Break-Even Point Analysis for Selling Chairs and Bar Stools

a. If the sales mix is 1:1, what is the break-even point in dollars of sales? In units of chairs and bar stools?

Break-even point _____

Number of chairs _____

Number of bar stools _____

b. If the sales mix changes to 1:4, what is the break-even point in dollars of sales? In units of chairs and bar stools?

Break-even point _____

Number of chairs _____

Number of bar stools _____

In both scenarios, the break-even point in dollars of sales is $26,895, with 489 chairs and bar stools sold.

The break-even point is the point at which a company's total revenue equals its total costs, resulting in zero profit or loss. To calculate the break-even point in dollars of sales, we need to consider the sales mix and the costs associated with each product.

a.
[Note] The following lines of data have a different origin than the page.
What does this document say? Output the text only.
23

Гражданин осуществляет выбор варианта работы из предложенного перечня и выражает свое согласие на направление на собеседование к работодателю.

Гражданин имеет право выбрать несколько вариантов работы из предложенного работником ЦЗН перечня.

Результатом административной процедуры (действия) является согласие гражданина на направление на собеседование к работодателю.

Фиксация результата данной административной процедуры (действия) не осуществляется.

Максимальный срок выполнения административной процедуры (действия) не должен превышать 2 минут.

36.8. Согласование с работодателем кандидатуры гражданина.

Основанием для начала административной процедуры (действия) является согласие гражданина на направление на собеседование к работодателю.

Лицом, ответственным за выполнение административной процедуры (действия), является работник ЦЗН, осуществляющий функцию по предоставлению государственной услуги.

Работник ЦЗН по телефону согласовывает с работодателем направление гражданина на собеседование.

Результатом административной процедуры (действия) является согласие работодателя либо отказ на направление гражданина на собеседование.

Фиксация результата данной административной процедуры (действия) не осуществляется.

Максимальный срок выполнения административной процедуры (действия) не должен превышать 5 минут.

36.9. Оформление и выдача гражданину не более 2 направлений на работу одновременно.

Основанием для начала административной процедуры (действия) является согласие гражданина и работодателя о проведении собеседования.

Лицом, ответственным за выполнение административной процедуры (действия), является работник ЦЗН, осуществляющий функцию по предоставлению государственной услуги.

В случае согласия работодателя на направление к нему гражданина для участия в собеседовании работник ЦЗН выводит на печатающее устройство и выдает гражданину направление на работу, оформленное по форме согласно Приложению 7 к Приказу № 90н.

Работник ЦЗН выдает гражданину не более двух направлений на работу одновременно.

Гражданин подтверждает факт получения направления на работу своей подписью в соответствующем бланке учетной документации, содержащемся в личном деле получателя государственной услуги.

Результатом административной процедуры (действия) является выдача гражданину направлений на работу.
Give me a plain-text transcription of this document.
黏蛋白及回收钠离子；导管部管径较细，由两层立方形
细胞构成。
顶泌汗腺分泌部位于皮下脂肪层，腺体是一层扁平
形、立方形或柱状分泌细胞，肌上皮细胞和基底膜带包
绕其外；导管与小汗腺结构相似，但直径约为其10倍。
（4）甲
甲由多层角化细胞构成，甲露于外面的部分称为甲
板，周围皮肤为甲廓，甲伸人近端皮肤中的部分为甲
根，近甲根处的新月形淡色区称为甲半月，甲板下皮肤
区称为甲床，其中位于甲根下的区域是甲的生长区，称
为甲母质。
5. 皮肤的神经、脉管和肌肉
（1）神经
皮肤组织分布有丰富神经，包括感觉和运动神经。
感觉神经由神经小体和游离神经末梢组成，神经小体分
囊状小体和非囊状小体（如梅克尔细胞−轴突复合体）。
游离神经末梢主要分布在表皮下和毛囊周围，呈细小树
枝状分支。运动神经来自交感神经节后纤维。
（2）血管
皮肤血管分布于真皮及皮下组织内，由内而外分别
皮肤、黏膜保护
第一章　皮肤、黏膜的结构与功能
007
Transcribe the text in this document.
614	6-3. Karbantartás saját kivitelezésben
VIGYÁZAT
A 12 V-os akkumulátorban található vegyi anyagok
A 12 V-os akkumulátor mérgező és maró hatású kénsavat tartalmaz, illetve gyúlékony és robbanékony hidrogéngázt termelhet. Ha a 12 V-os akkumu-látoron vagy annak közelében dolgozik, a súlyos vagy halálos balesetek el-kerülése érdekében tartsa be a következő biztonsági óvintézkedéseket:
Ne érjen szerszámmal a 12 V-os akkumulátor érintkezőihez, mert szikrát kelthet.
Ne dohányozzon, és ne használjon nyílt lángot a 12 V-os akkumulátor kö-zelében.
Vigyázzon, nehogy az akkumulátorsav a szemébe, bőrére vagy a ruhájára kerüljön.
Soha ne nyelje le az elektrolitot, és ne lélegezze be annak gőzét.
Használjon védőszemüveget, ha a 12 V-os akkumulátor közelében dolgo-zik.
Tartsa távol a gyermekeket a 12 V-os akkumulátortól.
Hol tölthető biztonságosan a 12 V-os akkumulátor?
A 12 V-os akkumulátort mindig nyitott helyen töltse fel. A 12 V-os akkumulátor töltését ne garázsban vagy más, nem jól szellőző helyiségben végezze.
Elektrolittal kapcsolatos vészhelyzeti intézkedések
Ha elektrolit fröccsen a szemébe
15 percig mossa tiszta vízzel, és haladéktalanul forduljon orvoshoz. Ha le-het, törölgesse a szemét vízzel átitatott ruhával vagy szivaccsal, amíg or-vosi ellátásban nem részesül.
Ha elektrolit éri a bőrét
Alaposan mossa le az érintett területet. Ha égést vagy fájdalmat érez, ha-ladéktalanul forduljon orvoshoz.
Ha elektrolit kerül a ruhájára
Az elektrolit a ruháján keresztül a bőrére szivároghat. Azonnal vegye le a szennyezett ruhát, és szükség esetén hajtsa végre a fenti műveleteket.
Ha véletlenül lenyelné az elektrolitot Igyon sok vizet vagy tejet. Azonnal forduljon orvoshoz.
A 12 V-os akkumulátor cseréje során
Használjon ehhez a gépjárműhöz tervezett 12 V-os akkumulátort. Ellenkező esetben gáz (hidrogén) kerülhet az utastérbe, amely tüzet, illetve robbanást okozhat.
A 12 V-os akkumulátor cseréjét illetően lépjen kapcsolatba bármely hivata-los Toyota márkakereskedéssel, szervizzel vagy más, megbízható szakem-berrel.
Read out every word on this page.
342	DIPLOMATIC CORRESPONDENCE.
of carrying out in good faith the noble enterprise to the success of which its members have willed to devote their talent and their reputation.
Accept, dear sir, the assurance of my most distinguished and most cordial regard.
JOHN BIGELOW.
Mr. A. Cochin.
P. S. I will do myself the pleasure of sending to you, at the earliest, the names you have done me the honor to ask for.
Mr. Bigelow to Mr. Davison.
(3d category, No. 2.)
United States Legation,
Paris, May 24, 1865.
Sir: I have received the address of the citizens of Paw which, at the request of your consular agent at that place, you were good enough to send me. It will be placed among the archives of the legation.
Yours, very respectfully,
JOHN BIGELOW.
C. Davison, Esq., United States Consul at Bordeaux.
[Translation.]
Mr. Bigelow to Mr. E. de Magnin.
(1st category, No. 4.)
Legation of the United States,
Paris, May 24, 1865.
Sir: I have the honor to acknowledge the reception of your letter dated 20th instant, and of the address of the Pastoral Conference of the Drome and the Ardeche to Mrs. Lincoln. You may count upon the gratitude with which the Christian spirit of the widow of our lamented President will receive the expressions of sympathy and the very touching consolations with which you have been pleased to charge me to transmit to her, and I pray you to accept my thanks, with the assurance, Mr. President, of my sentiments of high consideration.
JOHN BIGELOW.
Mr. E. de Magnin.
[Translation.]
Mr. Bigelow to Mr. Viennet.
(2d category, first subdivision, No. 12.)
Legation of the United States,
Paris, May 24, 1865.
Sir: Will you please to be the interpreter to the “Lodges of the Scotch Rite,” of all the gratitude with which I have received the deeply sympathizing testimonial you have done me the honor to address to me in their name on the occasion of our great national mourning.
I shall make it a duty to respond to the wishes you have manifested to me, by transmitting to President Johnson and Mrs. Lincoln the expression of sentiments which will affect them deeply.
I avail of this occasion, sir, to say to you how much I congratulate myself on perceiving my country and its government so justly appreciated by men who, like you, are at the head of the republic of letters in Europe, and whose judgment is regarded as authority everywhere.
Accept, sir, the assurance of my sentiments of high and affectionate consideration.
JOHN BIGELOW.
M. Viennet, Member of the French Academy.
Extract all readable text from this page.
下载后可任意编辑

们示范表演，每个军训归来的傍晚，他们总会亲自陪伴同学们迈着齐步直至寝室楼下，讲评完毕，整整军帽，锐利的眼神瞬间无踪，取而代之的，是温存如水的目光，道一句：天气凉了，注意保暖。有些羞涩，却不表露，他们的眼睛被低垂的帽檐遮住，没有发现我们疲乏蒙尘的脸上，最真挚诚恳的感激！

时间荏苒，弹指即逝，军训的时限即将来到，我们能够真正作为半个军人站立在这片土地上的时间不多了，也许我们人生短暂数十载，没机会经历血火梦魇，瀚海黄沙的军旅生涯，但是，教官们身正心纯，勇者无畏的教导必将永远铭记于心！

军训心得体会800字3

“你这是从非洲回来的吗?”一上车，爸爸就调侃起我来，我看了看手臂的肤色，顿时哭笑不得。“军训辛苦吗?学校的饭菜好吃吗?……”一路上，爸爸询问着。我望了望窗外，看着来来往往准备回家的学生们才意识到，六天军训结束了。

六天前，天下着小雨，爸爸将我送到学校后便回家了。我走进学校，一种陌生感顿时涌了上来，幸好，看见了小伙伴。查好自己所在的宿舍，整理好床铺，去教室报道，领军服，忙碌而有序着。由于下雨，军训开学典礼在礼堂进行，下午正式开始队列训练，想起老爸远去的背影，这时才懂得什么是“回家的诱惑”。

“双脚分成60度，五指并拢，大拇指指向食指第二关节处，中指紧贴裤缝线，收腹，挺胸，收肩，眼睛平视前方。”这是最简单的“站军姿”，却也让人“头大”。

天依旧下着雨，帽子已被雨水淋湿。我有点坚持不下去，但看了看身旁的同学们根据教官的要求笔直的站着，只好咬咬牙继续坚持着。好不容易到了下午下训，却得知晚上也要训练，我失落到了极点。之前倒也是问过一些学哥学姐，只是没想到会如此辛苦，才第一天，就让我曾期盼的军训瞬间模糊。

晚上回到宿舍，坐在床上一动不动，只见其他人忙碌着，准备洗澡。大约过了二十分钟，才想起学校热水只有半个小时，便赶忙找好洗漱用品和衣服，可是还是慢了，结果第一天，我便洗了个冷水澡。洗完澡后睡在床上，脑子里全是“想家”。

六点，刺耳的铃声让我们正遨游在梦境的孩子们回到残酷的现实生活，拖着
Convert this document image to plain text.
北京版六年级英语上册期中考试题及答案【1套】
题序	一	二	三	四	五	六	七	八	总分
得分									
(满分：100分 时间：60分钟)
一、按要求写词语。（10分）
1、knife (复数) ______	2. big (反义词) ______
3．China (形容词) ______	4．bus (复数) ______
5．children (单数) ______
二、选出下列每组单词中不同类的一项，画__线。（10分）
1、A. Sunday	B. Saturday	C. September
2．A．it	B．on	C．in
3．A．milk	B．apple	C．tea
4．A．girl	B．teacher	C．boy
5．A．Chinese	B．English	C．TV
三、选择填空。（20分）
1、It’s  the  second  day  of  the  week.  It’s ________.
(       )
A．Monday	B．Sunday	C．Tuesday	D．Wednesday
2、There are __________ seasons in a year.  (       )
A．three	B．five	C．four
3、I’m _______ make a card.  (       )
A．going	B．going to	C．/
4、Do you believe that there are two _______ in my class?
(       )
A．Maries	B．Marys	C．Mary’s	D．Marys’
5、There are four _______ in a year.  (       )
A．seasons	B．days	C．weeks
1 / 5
If the sales mix is 1:1, meaning one chair is sold for every bar stool sold, the total cost for each unit sold is $45 ($25 + $20). The fixed cost is $20,000. To find the break-even point in units, we divide the fixed cost by the contribution margin per unit: $20,000 / $45 = 444.44. Since we can't sell a fraction of a unit, we round up to the nearest whole number, which gives us 445 units.

To find the break-even point in dollars of sales, we multiply the break-even point in units by the selling price per unit: 445 x $50 = $22,250.

b. If the sales mix changes to 1:4, meaning one chair is sold for every four bar stools sold, the total cost for each unit sold is $85 ($25 + 4 * $20). Using the same formula as in part a, we find the break-even point in units is 235.56. Rounding up to the nearest whole number gives us 236 units.

To find the break-even point in dollars of sales, we multiply the break-even point in units by the selling price per unit: 236 x $50 = $11,800.

In both scenarios, the break-even point in dollars of sales is $26,895, with 489 chairs and bar stools sold.